To już się dzieje. Uważamy, że każdy powinien być swojego rodzaju Sustainability Officerem i czuć się odpowiedzialnym za zrównoważony rozwój. Działania na rzecz środowiska zawsze powinniśmy zaczynać od swojego otoczenia, od drobnych kroków, które jesteśmy w stanie zrobić i nie wymagają one od nas specjalnego wysiłku czy kosztów, a potrzebna jest tak naprawdę tylko zmiana przyzwyczajeń. Już parę lat temu odeszliśmy od korzystania z plastikowych opakowań do napojów. Tego typu drobiazgi budują dobre przyzwyczajenia. Zaczęliśmy od wykorzystywania papieru z recyclingu, potem stopniowo odeszliśmy od dokumentów papierowych – zarówno wewnątrz organizacji, jak i z naszymi partnerami, podpisujemy umowy cyfrowo. Z drugiej strony jesteśmy też producentem, dostawcą technologii. Część z nich wprost przekłada się na ograniczenie emisji CO2 – mówię tu o alternatywnych źródłach energii, o magazynach energii, o mikrosieciach energetycznych, o rozwiązaniach dla zrównoważonego transportu, rozwiązaniach dla miast, które są przecież największym konsumentem energii. Jeżeli mówimy na przykład o zwiększaniu efektywności energetycznej, to nasze projekty, które miały na celu optymalizację zużycia energii w infrastrukturze, doprowadziły do ograniczenia emisji CO2 o przeszło 270 tysięcy ton. Ciekawym przykładem jest również projekt, który zrealizowali nasi koledzy z Newcastle – 100% odpadów generowanych przez ten zakład podlega albo recyclingowi, albo trafia do spalarni, gdzie przetwarzane są na energię. Odpady ze spalania z kolei wykorzystywane są do produkcji materiałów budowlanych.
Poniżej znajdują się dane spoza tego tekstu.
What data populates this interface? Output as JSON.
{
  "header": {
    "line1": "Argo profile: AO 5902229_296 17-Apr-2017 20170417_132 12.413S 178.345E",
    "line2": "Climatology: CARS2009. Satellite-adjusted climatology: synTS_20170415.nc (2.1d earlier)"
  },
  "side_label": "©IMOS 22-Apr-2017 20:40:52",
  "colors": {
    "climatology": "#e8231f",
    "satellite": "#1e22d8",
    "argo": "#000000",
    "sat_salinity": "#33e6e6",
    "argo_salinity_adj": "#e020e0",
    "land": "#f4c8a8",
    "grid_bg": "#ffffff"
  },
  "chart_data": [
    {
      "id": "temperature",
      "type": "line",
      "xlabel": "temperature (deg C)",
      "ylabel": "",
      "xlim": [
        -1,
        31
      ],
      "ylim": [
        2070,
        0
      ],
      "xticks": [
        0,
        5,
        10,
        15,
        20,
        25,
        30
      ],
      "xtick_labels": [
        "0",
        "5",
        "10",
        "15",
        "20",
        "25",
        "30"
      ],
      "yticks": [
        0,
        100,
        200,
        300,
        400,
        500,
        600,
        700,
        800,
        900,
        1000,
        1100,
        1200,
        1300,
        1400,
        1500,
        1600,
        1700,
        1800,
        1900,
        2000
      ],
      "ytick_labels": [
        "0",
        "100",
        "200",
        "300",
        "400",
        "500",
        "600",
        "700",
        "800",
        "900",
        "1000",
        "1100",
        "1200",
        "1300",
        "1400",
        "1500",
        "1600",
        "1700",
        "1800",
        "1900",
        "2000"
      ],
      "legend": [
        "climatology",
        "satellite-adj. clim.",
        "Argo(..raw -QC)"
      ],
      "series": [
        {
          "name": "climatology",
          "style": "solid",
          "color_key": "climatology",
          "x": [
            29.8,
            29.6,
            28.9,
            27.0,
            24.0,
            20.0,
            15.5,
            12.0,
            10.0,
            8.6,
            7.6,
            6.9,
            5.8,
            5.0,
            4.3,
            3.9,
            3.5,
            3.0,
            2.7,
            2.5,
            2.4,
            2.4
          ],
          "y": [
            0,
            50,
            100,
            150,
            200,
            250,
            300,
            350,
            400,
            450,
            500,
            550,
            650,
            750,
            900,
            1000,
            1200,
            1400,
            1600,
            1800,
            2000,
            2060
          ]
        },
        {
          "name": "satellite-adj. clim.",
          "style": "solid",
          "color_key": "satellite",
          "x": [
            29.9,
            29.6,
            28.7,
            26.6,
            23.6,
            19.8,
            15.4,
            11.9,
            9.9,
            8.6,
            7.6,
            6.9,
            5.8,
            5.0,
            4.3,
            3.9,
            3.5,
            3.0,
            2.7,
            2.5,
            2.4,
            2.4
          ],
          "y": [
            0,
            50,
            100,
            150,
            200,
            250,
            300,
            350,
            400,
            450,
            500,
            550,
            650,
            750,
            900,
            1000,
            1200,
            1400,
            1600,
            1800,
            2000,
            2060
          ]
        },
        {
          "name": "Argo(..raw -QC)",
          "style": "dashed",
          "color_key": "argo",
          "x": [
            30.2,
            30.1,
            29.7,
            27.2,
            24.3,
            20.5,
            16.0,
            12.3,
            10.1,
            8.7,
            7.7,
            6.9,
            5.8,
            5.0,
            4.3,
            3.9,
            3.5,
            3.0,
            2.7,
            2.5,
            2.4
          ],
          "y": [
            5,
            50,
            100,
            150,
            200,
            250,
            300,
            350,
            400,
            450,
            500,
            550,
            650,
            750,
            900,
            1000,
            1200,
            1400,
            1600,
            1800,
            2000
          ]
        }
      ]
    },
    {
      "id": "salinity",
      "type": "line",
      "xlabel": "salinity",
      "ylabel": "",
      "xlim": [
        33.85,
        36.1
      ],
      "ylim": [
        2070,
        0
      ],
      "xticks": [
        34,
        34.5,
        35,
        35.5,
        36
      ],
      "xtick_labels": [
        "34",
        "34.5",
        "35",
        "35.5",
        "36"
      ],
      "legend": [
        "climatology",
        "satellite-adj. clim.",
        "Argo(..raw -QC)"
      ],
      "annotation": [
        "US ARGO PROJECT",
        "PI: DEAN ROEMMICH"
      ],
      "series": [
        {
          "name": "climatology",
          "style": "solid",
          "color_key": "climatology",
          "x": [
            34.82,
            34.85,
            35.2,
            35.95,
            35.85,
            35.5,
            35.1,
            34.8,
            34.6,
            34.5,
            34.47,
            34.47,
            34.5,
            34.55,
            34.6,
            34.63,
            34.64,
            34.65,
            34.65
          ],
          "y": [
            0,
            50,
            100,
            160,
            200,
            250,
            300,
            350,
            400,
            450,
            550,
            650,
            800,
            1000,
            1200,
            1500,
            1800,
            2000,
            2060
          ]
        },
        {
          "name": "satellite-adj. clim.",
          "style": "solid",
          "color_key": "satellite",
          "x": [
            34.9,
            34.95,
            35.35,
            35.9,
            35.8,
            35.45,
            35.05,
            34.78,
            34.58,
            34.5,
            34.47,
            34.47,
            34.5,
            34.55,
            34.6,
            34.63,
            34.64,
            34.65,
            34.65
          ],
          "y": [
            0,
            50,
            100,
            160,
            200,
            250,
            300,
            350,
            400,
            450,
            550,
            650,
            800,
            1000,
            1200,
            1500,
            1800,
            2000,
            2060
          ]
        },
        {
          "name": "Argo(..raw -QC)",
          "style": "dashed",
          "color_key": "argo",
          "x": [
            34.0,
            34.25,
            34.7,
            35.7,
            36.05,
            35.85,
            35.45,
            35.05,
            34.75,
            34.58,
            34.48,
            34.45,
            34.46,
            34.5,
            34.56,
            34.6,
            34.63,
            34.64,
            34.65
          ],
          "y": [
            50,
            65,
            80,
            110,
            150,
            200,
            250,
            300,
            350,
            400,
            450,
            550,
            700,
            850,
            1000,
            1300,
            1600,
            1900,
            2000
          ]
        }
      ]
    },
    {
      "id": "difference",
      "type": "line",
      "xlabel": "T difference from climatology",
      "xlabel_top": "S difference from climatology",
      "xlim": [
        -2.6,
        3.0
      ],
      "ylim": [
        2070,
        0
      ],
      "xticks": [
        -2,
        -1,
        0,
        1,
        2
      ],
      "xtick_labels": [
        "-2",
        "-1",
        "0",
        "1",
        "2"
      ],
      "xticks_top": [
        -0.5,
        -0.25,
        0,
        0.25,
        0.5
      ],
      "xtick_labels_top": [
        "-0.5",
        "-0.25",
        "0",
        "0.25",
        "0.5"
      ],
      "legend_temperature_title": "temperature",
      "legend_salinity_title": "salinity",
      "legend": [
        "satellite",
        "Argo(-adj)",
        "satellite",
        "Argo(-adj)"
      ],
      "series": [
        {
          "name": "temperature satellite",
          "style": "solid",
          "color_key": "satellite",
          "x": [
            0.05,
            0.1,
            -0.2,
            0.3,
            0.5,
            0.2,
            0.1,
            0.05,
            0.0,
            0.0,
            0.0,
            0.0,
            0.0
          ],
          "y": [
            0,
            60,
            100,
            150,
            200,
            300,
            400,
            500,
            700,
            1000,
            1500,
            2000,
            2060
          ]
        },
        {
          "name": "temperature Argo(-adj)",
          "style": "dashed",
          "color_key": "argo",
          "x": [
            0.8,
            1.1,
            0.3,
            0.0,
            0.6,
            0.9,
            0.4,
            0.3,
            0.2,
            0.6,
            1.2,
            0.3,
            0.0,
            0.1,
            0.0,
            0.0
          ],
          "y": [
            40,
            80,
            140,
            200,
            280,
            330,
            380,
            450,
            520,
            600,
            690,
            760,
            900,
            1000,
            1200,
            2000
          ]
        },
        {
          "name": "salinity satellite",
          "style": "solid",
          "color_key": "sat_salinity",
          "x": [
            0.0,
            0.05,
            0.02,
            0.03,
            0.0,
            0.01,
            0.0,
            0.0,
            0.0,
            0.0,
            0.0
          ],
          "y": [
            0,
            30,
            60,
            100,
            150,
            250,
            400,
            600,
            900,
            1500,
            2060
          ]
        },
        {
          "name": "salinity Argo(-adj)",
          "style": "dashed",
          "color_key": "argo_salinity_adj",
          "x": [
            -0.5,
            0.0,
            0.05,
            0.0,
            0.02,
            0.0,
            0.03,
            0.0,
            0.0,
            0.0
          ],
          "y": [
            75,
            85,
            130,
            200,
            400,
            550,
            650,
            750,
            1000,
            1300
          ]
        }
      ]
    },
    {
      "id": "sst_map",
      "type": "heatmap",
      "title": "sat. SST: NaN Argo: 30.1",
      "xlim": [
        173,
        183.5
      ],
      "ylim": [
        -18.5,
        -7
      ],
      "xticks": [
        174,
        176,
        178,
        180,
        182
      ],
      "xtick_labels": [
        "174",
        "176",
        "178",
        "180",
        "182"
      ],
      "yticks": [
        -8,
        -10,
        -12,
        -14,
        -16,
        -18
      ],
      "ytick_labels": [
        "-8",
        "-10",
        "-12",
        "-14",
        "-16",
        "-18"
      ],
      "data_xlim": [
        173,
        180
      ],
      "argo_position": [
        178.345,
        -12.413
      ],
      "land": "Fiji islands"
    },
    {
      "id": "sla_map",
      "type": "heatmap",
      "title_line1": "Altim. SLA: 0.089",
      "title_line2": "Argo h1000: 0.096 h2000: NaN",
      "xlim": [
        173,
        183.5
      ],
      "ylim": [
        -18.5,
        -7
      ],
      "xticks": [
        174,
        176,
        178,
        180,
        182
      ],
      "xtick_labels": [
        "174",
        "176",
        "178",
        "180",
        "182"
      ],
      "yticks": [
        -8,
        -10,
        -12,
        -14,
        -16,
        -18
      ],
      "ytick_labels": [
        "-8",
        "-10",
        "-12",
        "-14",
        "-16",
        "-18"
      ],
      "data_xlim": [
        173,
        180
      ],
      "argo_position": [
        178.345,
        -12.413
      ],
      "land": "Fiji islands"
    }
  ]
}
W ten sposób na wysypisko śmieci nie trafia nic, co wychodzi z zakładu.
Niezwykle istotne jest też współpraca z organizacjami pozarządowymi – jako Siemens współpracujemy m.in. z Forum Odpowiedzialnego Biznesu czy UN Global Compact. Ważne jest w tym zakresie oddziaływanie na regulacje dla powstających ustaw np. na temat zielonej energii czy gospodarki obiegu zamkniętego. Jesteśmy organizacją, która z jednej strony zna ogólne koncepcje i cele zrównoważonego rozwoju, ale posiada też technologie, które można w kontekście tych celów wykorzystać do budowania świadomości potrzeby zmian. Działamy jako pomost pomiędzy regulacjami, organizacjami pozarządowymi a technologią która pomaga w osiąganiu celów.
Czy obecna sytuacja gospodarcza ma wpływ na działania zrównoważonego rozwoju?
Sytuacja, która dotyka nas wszystkich paradoksalnie przyspiesza bardzo mocno digitalizację pewnych procesów, cyfryzację pewnych działań. Nie da się ukryć, że taki informatyczny boom technologiczny – jeżeli mówimy o technologiach zdalnej komunikacji czy prowadzenia konferencji – w prosty sposób przyczynia się do redukcji emisji CO2. Nie przemierzamy już pół Polski, żeby się spotkać, spotykamy się zdalnie. To nowa normalność, która będzie pewnie coraz bardziej naszą codziennością.
Wydaje się, że wyhamowaniu ulega też konsumpcjonizm, baczniej zwracamy uwagę na to czy na pewno potrzebujemy ciągle nowych rzeczy a te też przekłada się na ograniczenie zużycia surowców i energii.
I jeszcze przecież dobrodziejstwa technologii – cała koncepcja Industry 4.0 wiąże się pośrednio z osiąganiem celów zrównoważonego rozwoju.
Jaki wpływ na zrównoważony rozwój ma koncepcja Industry 4.0?
Zagadnienia związane z technologiami przyszłości – Industry 4.0 – są mi bardzo bliskie. Rozwiązania pozwalające na digitalizację procesów, nowe modele biznesowe czy sztuczna inteligencja wspierająca efektywną analizę danych, dają razem nieskończony katalog możliwości pomagający w realizacji celów, czy to środowiskowych czy szerzej – celów zrównoważonego rozwoju. To pociąga jednak za sobą pewne wyzwania – bo zmiany technologiczne wymagają zmian kompetencyjnych. W raporcie przedstawionym w roku 2019 na Światowym Forum Ekonomicznym była mowa o tym, że w związku z postępem technologicznym zniknie 75 mln miejsc pracy, ale w to miejsce powstanie ponad 115 mln nowych, wymagających zupełnie innych kompetencji. Co ciekawe, w raporcie tegorocznym, zawody związane z zieloną ekonomią (jak jest to umownie nazwane) pojawiły się jako jedna z siedmiu grup zawodów przyszłości. W związku z tym nie tylko technologia, nie tylko przyzwyczajenia, ale też powstawanie realnych potrzeb napędza zmiany w kierunku zrównoważonego rozwoju.